Hours after the Atlantic published its report, the Virginia Department of Health released disaggregated data, but argued the separation made no real difference in closely-watched testing trends Northam has cited in his decision to begin reopening the state on Friday.
“Going forward the Virginia Department of Health will provide a breakdown of the COVID-19 test data by all test types and by only PCR tests,” the agency wrote in a press release, arguing the separation made no real difference in trends.
In a tweet on Wednesday, Northam wrote that VDH had been reporting results from PCR and antibody tests together since the beginning of the pandemic in Virginia. “When I found out recently that data from all types of tests were being combined, I immediately directed that the diagnostic tests be separated out,” he added.
.@VDHgov has been reporting all tests, regardless of the type of test, since the beginning of this health crisis. When I found out recently that data from all types of tests were being combined, I immediately directed that the diagnostic tests be separated out.
— Governor Ralph Northam (@GovernorVA) May 14, 2020
Northam was present at the press conference on Monday when Mercer defended the administration’s decision to combine the two results. During the same briefing, Virginia Health Secretary Dr. Daniel Carey also said that the state added antibody test results later into the pandemic.
“We started with just the PCR tests and then that was the dominant test,” he said. “And serologic tests were added. They were added — again, the idea is to survey all the tests we could about this disease. And in retrospect, we may have chosen a different path. Without guidance, we went for as much testing as represented in the community.”
Antibody tests were not made widely available until several weeks into the pandemic. The FDA only recently lifted guidelines that limited that form of testing to certified laboratories.
VDH delayed in releasing the separated data for almost a week after the Richmond Times-Dispatch first reported that the department wasn’t separating PCR tests — currently the only reliable way to detect active infections of COVID-19 — from antibody tests, which only detect whether someone has been infected with the virus at any point in time.
While VDH wrote that the change in reporting made no substantial difference in the state’s metrics, it appears that antibody tests made up approximately nine percent of the state’s overall test results — a not-insignificant portion of the data.

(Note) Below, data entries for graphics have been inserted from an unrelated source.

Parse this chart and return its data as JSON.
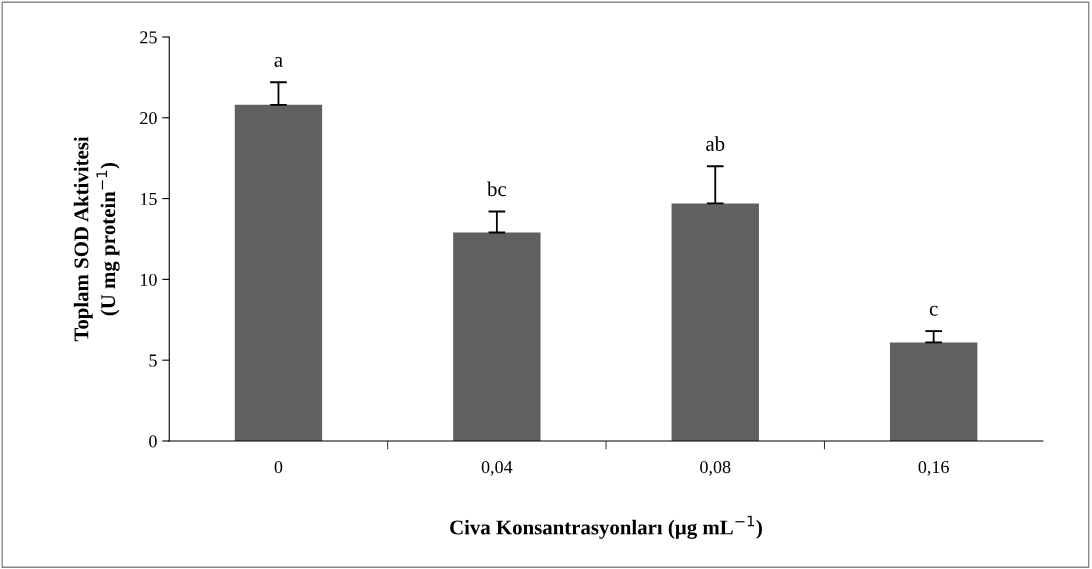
{
  "chart_data": {
    "type": "bar",
    "xlabel": "Civa Konsantrasyonları (µg mL$^{−1}$)",
    "ylabel": "Toplam SOD Aktivitesi\n(U mg protein$^{−1}$)",
    "categories": [
      "0",
      "0,04",
      "0,08",
      "0,16"
    ],
    "values": [
      20.8,
      12.9,
      14.7,
      6.1
    ],
    "errors": [
      [
        20.8,
        22.2
      ],
      [
        12.9,
        14.2
      ],
      [
        14.7,
        17.0
      ],
      [
        6.1,
        6.8
      ]
    ],
    "color": "#606060",
    "ylim": [
      0,
      25
    ],
    "yticks": [
      0,
      5,
      10,
      15,
      20,
      25
    ],
    "grid": false,
    "legend": false,
    "annotations": [
      {
        "text": "a",
        "x": "0",
        "y": 22.2
      },
      {
        "text": "bc",
        "x": "0,04",
        "y": 14.2
      },
      {
        "text": "ab",
        "x": "0,08",
        "y": 17.0
      },
      {
        "text": "c",
        "x": "0,16",
        "y": 6.8
      }
    ]
  }
}
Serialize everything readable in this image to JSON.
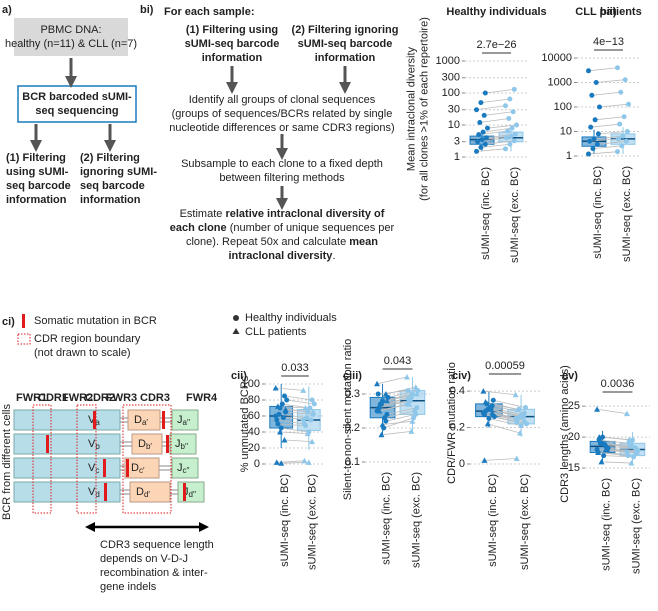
{
  "panel_a": {
    "label": "a)",
    "source": [
      "PBMC DNA:",
      "healthy (n=11) & CLL (n=7)"
    ],
    "sequencing": [
      "BCR barcoded sUMI-",
      "seq sequencing"
    ],
    "option1": [
      "(1) Filtering",
      "using sUMI-",
      "seq barcode",
      "information"
    ],
    "option2": [
      "(2) Filtering",
      "ignoring sUMI-",
      "seq barcode",
      "information"
    ]
  },
  "panel_bi": {
    "label": "bi)",
    "heading": "For each sample:",
    "option1": [
      "(1) Filtering using",
      "sUMI-seq barcode",
      "information"
    ],
    "option2": [
      "(2) Filtering ignoring",
      "sUMI-seq barcode",
      "information"
    ],
    "identify": [
      "Identify all groups of clonal sequences",
      "(groups of sequences/BCRs related by single",
      "nucleotide differences or same CDR3 regions)"
    ],
    "subsample": [
      "Subsample to each clone to a fixed depth",
      "between filtering methods"
    ],
    "estimate": [
      [
        {
          "text": "Estimate "
        },
        {
          "text": "relative intraclonal diversity of",
          "bold": true
        }
      ],
      [
        {
          "text": "each clone",
          "bold": true
        },
        {
          "text": " (number of unique sequences per"
        }
      ],
      [
        {
          "text": "clone). Repeat 50x and calculate "
        },
        {
          "text": "mean",
          "bold": true
        }
      ],
      [
        {
          "text": "intraclonal diversity",
          "bold": true
        },
        {
          "text": "."
        }
      ]
    ]
  },
  "panel_ci": {
    "label": "ci)",
    "legend": [
      "Somatic mutation in BCR",
      "CDR region boundary",
      "(not drawn to scale)"
    ],
    "regions": [
      "FWR1",
      "CDR1",
      "FWR2",
      "CDR2",
      "FWR3",
      "CDR3",
      "FWR4"
    ],
    "segment_letters": [
      "V",
      "D",
      "J"
    ],
    "rows": [
      {
        "v": "a",
        "d": "a′",
        "j": "a′′"
      },
      {
        "v": "b",
        "d": "b′",
        "j": "b′′"
      },
      {
        "v": "c",
        "d": "c′",
        "j": "c′′"
      },
      {
        "v": "d",
        "d": "d′",
        "j": "d′′"
      }
    ],
    "side_label": "BCR from different cells",
    "note": [
      "CDR3 sequence length",
      "depends on V-D-J",
      "recombination & inter-",
      "gene indels"
    ]
  },
  "panel_c_legend": [
    "Healthy individuals",
    "CLL patients"
  ],
  "chart_data": [
    {
      "type": "box",
      "panel_label": "bii)",
      "title": "Healthy individuals",
      "ylabel": [
        "Mean intraclonal diversity",
        "(for all clones >1% of each repertoire)"
      ],
      "pvalue": "2.7e−26",
      "log": true,
      "grid": true,
      "ylim": [
        1,
        1000
      ],
      "yticks": [
        1,
        3,
        10,
        30,
        100,
        300,
        1000
      ],
      "series": [
        {
          "name": "sUMI-seq (inc. BC)",
          "color": "#1a7abf",
          "values": [
            1.5,
            2,
            2.5,
            3,
            3.5,
            4,
            5,
            6,
            8,
            12,
            20,
            30,
            50,
            100
          ],
          "box": {
            "whislo": 1.5,
            "q1": 2.5,
            "med": 3.5,
            "q3": 4.5,
            "whishi": 7
          }
        },
        {
          "name": "sUMI-seq (exc. BC)",
          "color": "#8ec7ea",
          "values": [
            1.8,
            2.5,
            3.2,
            4,
            4.5,
            5.2,
            6.5,
            8,
            10,
            16,
            26,
            40,
            65,
            130
          ],
          "box": {
            "whislo": 1.5,
            "q1": 3,
            "med": 4,
            "q3": 6,
            "whishi": 10
          }
        }
      ]
    },
    {
      "type": "box",
      "title": "CLL patients",
      "pvalue": "4e−13",
      "log": true,
      "grid": true,
      "ylim": [
        1,
        10000
      ],
      "yticks": [
        1,
        10,
        100,
        1000,
        10000
      ],
      "series": [
        {
          "name": "sUMI-seq (inc. BC)",
          "color": "#1a7abf",
          "values": [
            1.2,
            2,
            3,
            4,
            5,
            8,
            15,
            30,
            100,
            300,
            1000,
            3000
          ],
          "box": {
            "whislo": 1.2,
            "q1": 2.5,
            "med": 4,
            "q3": 6,
            "whishi": 12
          }
        },
        {
          "name": "sUMI-seq (exc. BC)",
          "color": "#8ec7ea",
          "values": [
            1.5,
            2.6,
            4,
            5,
            6.5,
            10,
            20,
            40,
            130,
            400,
            1300,
            4000
          ],
          "box": {
            "whislo": 1.2,
            "q1": 3,
            "med": 5,
            "q3": 8,
            "whishi": 15
          }
        }
      ]
    },
    {
      "type": "box",
      "panel_label": "cii)",
      "ylabel": [
        "% unmutated BCRs"
      ],
      "pvalue": "0.033",
      "grid": true,
      "ylim": [
        0,
        100
      ],
      "yticks": [
        0,
        20,
        40,
        60,
        80,
        100
      ],
      "markers": [
        "circle",
        "circle",
        "circle",
        "circle",
        "circle",
        "circle",
        "circle",
        "circle",
        "circle",
        "circle",
        "circle",
        "triangle",
        "triangle",
        "triangle",
        "triangle",
        "triangle",
        "triangle",
        "triangle"
      ],
      "series": [
        {
          "name": "sUMI-seq (inc. BC)",
          "color": "#1a7abf",
          "values": [
            60,
            70,
            85,
            55,
            45,
            65,
            50,
            75,
            80,
            62,
            58,
            95,
            40,
            30,
            2,
            1,
            68,
            72
          ],
          "box": {
            "whislo": 20,
            "q1": 45,
            "med": 60,
            "q3": 72,
            "whishi": 100
          }
        },
        {
          "name": "sUMI-seq (exc. BC)",
          "color": "#8ec7ea",
          "values": [
            55,
            65,
            80,
            50,
            40,
            62,
            48,
            70,
            75,
            58,
            55,
            92,
            38,
            28,
            4,
            2,
            65,
            70
          ],
          "box": {
            "whislo": 18,
            "q1": 42,
            "med": 55,
            "q3": 68,
            "whishi": 97
          }
        }
      ]
    },
    {
      "type": "box",
      "panel_label": "ciii)",
      "ylabel": [
        "Silent-to-non-silent mutation ratio"
      ],
      "pvalue": "0.043",
      "grid": true,
      "ylim": [
        0.1,
        0.35
      ],
      "yticks": [
        0.1,
        0.2,
        0.3
      ],
      "markers": [
        "circle",
        "circle",
        "circle",
        "circle",
        "circle",
        "circle",
        "circle",
        "circle",
        "circle",
        "circle",
        "circle",
        "triangle",
        "triangle",
        "triangle",
        "triangle",
        "triangle",
        "triangle",
        "triangle"
      ],
      "series": [
        {
          "name": "sUMI-seq (inc. BC)",
          "color": "#1a7abf",
          "values": [
            0.25,
            0.27,
            0.22,
            0.3,
            0.28,
            0.24,
            0.26,
            0.2,
            0.29,
            0.27,
            0.23,
            0.33,
            0.18,
            0.3,
            0.26,
            0.21,
            0.28,
            0.25
          ],
          "box": {
            "whislo": 0.18,
            "q1": 0.23,
            "med": 0.26,
            "q3": 0.29,
            "whishi": 0.33
          }
        },
        {
          "name": "sUMI-seq (exc. BC)",
          "color": "#8ec7ea",
          "values": [
            0.27,
            0.29,
            0.24,
            0.31,
            0.3,
            0.26,
            0.28,
            0.23,
            0.31,
            0.28,
            0.25,
            0.35,
            0.19,
            0.32,
            0.29,
            0.22,
            0.3,
            0.27
          ],
          "box": {
            "whislo": 0.19,
            "q1": 0.24,
            "med": 0.28,
            "q3": 0.31,
            "whishi": 0.35
          }
        }
      ]
    },
    {
      "type": "box",
      "panel_label": "civ)",
      "ylabel": [
        "CDR/FWR mutation ratio"
      ],
      "pvalue": "0.00059",
      "grid": true,
      "ylim": [
        0,
        0.45
      ],
      "yticks": [
        0,
        0.2,
        0.4
      ],
      "markers": [
        "circle",
        "circle",
        "circle",
        "circle",
        "circle",
        "circle",
        "circle",
        "circle",
        "circle",
        "circle",
        "circle",
        "triangle",
        "triangle",
        "triangle",
        "triangle",
        "triangle",
        "triangle",
        "triangle"
      ],
      "series": [
        {
          "name": "sUMI-seq (inc. BC)",
          "color": "#1a7abf",
          "values": [
            0.28,
            0.3,
            0.32,
            0.27,
            0.25,
            0.35,
            0.29,
            0.31,
            0.26,
            0.33,
            0.3,
            0.4,
            0.22,
            0.28,
            0.02,
            0.3,
            0.27,
            0.34
          ],
          "box": {
            "whislo": 0.2,
            "q1": 0.26,
            "med": 0.29,
            "q3": 0.33,
            "whishi": 0.4
          }
        },
        {
          "name": "sUMI-seq (exc. BC)",
          "color": "#8ec7ea",
          "values": [
            0.25,
            0.26,
            0.28,
            0.23,
            0.21,
            0.31,
            0.25,
            0.27,
            0.22,
            0.3,
            0.26,
            0.38,
            0.17,
            0.24,
            0.03,
            0.26,
            0.23,
            0.3
          ],
          "box": {
            "whislo": 0.15,
            "q1": 0.22,
            "med": 0.26,
            "q3": 0.3,
            "whishi": 0.38
          }
        }
      ]
    },
    {
      "type": "box",
      "panel_label": "cv)",
      "ylabel": [
        "CDR3 lengths (amino acids)"
      ],
      "pvalue": "0.0036",
      "grid": true,
      "ylim": [
        15,
        26
      ],
      "yticks": [
        15,
        20,
        25
      ],
      "markers": [
        "circle",
        "circle",
        "circle",
        "circle",
        "circle",
        "circle",
        "circle",
        "circle",
        "circle",
        "circle",
        "circle",
        "triangle",
        "triangle",
        "triangle",
        "triangle",
        "triangle",
        "triangle",
        "triangle"
      ],
      "series": [
        {
          "name": "sUMI-seq (inc. BC)",
          "color": "#1a7abf",
          "values": [
            18,
            19,
            18.5,
            17.5,
            20,
            18,
            19.5,
            17,
            18.2,
            19,
            18.8,
            24.5,
            16,
            18,
            17.5,
            19,
            18,
            20
          ],
          "box": {
            "whislo": 16,
            "q1": 17.5,
            "med": 18.5,
            "q3": 19.3,
            "whishi": 21
          }
        },
        {
          "name": "sUMI-seq (exc. BC)",
          "color": "#8ec7ea",
          "values": [
            17.6,
            18.5,
            18.2,
            17,
            19.5,
            17.6,
            19,
            16.8,
            17.8,
            18.6,
            18.3,
            23.8,
            15.8,
            17.7,
            17.2,
            18.6,
            17.5,
            19.6
          ],
          "box": {
            "whislo": 15.8,
            "q1": 17,
            "med": 18,
            "q3": 19,
            "whishi": 20.8
          }
        }
      ]
    }
  ]
}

And as the Times-Dispatch reported, the rollout of antibody tests for COVID-19 has been accompanied by scrutiny of their accuracy. “Only a handful have received Emergency Use Authorization from the Food and Drug Administration,” according to researchers at the University of California San Francisco and Berkeley.
The same report noted that while many performed “reasonably well, especially two weeks or more after infection,” “many of the test kits have false positive rates that may exceed the proportion of people who have been infected in some communities.”
As the Times-Dispatch reported, Dr. Denise Toney, the director of Virginia’s state lab in Richmond, has previously expressed reservations about antibody test results.
The change in reporting also pushes Virginia’s percent positivity rate — the percentage of COVID-19 tests that return positive — up one percentage point, to 15 percent.
Public health experts told the Mercury on Wednesday that 14 percent, the state’s previous percent positivity rate, was still significantly large for a pandemic situation, indicating that the risk of contracting the virus remains high. Researchers say that states should aim for a positivity rate of 10 percent or lower, which indicates that testing has become widespread enough to catch most infections in the community.